As Leis nº 9.868/1999 e nº 9.882/1999 admitem a participação do "colaborador da corte'' nas ações de controle concentrado de constitucionalidade. Sobre o tema, e considerando a jurisprudência predominante do Supremo Tribunal Federal, é correto afirmar que:
- A)é possível o ingresso do Ministério Público na figura do amicus curiae, mesmo quando for o autor das referidas ações de controle de constitucionalidade;
Errada, porque o Ministério Público já atua como legitimado e, se for autor da ação, não faz sentido acumulá-lo com a função de amicus curiae.
- B)é possível o ingresso de pessoas físicas como amicus curiae, quando demonstrada a pertinência temática e representatividade;
Errada, porque a admissão do amicus curiae depende de representatividade adequada e relevância, e a alternativa simplifica demais ao falar genericamente em pessoas físicas como regra.
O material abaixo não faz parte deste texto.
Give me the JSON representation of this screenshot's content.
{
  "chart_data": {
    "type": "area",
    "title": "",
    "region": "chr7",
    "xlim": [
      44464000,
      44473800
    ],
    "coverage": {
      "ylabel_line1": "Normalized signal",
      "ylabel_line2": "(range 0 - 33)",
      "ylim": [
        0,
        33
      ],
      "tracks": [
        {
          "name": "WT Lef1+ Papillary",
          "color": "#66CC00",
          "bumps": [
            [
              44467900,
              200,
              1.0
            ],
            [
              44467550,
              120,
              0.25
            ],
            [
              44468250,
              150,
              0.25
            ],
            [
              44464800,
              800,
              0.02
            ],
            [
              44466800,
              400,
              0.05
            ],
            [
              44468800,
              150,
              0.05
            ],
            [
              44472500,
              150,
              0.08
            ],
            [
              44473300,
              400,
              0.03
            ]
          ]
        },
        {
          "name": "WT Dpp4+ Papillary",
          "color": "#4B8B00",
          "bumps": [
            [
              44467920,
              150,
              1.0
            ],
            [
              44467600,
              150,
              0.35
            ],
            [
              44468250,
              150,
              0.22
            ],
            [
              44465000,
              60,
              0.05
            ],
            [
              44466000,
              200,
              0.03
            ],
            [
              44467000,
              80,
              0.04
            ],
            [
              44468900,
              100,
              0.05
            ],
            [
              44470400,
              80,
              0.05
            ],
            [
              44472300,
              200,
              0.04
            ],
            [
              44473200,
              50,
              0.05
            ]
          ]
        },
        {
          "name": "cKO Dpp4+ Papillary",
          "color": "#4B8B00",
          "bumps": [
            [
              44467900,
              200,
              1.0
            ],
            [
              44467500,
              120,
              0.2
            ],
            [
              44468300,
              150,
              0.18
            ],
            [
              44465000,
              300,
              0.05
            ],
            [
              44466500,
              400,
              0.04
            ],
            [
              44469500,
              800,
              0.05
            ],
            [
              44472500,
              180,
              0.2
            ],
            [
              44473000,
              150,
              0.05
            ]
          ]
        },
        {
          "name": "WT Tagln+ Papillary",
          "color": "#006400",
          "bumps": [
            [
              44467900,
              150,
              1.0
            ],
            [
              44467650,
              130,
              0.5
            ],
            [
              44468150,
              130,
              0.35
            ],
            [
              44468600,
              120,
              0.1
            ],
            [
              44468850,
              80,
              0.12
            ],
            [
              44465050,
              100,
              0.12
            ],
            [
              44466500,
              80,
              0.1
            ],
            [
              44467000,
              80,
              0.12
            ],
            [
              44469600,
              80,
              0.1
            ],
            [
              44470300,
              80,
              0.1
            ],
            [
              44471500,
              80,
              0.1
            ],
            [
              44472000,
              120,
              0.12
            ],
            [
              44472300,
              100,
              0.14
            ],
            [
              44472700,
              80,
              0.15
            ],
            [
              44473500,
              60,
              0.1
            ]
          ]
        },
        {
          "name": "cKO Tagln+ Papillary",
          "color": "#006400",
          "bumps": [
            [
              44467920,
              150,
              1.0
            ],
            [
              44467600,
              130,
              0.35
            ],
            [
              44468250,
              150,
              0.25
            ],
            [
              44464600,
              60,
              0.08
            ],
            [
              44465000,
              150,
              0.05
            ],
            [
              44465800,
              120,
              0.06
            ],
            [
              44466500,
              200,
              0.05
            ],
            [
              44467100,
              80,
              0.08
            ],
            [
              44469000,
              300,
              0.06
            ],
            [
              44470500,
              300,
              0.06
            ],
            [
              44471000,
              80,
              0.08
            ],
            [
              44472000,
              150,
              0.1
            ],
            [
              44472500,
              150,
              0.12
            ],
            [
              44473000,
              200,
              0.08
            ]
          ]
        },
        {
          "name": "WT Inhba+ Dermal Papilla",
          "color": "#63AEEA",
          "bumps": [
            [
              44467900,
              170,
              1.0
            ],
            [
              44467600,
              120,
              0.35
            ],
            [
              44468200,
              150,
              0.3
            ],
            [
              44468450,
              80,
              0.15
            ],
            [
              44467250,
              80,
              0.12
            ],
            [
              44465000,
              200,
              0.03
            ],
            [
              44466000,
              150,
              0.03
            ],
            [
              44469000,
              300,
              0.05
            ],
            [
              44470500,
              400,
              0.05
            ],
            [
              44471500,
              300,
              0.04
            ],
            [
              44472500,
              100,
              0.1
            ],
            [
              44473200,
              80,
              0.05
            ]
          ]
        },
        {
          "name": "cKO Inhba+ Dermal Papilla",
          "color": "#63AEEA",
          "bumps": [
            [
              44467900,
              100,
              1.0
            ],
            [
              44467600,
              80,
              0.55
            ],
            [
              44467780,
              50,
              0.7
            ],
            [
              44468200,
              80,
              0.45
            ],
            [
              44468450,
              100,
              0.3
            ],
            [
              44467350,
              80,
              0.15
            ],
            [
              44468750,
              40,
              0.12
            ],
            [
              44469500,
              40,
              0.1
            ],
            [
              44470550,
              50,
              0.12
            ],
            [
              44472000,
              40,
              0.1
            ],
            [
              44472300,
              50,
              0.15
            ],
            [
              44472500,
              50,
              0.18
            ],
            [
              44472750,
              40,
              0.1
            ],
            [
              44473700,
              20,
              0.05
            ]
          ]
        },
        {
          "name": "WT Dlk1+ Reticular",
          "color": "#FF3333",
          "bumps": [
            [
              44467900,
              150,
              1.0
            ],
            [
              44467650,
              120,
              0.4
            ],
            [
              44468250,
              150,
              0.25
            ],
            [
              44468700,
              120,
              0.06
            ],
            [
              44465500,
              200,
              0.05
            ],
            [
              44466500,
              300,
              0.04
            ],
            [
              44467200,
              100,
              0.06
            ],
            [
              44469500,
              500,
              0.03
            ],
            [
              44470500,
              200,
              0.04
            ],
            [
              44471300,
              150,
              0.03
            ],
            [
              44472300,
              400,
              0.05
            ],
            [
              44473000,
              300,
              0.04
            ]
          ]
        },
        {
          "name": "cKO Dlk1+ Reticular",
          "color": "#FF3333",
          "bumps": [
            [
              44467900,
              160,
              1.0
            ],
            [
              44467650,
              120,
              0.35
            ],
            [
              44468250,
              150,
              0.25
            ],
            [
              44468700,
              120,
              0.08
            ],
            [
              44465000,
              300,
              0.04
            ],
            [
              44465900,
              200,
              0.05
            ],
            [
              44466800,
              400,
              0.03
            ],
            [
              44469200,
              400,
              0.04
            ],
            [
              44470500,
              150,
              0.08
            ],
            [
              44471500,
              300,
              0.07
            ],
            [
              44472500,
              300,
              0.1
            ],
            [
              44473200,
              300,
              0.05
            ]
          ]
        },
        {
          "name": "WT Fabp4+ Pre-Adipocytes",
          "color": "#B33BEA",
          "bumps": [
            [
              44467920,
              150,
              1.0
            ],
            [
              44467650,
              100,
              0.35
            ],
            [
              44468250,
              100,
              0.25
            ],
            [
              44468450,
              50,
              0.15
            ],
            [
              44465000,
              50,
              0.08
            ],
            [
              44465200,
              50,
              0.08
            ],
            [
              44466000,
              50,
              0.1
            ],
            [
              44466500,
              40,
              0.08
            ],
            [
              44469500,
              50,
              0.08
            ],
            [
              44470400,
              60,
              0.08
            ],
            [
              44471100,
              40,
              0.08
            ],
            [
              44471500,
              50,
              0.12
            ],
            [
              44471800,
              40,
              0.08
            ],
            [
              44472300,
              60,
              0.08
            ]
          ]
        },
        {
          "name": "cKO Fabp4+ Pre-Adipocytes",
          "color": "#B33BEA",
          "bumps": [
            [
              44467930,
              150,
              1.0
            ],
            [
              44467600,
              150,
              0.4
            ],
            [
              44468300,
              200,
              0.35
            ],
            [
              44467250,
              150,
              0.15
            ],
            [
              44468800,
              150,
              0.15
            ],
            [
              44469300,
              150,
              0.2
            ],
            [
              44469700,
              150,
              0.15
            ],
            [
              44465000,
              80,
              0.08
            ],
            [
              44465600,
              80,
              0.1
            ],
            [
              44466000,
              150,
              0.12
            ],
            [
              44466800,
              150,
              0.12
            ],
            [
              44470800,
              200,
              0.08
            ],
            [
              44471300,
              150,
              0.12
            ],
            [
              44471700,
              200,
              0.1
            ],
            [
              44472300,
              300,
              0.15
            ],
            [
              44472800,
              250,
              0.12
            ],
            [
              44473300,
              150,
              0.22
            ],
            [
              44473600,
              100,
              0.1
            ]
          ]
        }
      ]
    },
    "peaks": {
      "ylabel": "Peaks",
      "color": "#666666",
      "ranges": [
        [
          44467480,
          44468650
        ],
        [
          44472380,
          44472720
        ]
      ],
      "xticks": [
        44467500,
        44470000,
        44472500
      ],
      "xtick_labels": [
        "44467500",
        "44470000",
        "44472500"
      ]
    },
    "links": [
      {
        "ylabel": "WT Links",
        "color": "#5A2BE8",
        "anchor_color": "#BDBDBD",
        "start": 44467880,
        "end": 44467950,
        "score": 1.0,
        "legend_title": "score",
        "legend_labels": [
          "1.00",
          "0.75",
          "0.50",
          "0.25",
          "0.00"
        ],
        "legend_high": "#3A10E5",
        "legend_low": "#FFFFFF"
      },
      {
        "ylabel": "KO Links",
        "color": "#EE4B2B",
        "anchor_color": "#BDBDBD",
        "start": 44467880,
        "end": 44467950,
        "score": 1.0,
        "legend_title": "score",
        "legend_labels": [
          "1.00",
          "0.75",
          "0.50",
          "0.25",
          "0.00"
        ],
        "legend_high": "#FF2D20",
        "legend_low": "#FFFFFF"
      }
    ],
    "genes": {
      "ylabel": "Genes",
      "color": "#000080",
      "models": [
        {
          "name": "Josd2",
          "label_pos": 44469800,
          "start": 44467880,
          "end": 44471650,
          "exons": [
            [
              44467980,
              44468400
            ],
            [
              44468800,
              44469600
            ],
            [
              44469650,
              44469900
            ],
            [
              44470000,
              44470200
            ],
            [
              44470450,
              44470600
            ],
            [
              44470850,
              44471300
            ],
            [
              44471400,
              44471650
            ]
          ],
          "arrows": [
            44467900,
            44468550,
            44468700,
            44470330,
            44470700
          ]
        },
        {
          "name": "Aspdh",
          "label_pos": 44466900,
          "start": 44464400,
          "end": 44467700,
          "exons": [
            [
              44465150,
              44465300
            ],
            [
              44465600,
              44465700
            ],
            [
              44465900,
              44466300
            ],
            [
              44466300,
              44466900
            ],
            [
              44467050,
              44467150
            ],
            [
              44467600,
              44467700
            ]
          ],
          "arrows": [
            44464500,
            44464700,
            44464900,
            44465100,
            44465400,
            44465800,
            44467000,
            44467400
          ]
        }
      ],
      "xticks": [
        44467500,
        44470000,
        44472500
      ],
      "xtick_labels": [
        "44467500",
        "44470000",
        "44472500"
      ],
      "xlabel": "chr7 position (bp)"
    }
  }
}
- C)não caberá recurso da decisão que indeferir o ingresso como "colaborador da corte" nas ações perante o Supremo Tribunal Federal;
Certa, pois a jurisprudência do STF entende que não cabe recurso da decisão que indefere o ingresso do amicus curiae no controle concentrado.
- D)o "amigo da corte" terá as mesmas prerrogativas que as partes e poderá, além de realizar sustentação oral, fazer pedidos cautelares e opor embargos de declaração;
Errada, porque o amicus curiae não tem as mesmas prerrogativas das partes; sua atuação é limitada e não equivale à de autor ou réu.
- E)apenas os legitimados para propositura das mencionadas ações de controle concentrado poderão pleitear a participação como "colaboradores da corte''.
Errada, porque a participação como amicus curiae não é reservada apenas aos legitimados para propor as ações de controle concentrado.
Gabarito: C
O amicus curiae é o famoso "colaborador da corte": alguém que não entra para ser parte, mas para ajudar o tribunal a decidir melhor em temas relevantes, complexos ou de grande impacto social. Nas ações de controle concentrado, isso aparece nas Leis 9.868/1999 e 9.882/1999, e o STF admite essa participação quando houver utilidade para o julgamento, com foco em representatividade adequada e relevância da matéria. O ponto-chave aqui é que o amicus curiae não vira parte do processo. Ele participa de forma limitada, sem ganhar automaticamente todas as prerrogativas de quem ajuizou a ação. Então, por exemplo, ele não pode sair agindo como se fosse autor da causa, pedindo tudo o que quiser ou transformando a intervenção em uma segunda petição inicial com gravata. Por isso, o gabarito é a letra C. A jurisprudência predominante do STF entende que a decisão que admite ou indefere o ingresso do amicus curiae nas ações de controle concentrado não comporta recurso. A lógica é simples: trata-se de decisão de organização e condução do processo constitucional, sem abertura para impugnação recursal pela via ordinária. Em resumo: amicus curiae ajuda, mas não manda; participa, mas não vira parte; e, se o STF disser "não entra", em regra não cabe recurso contra essa negativa.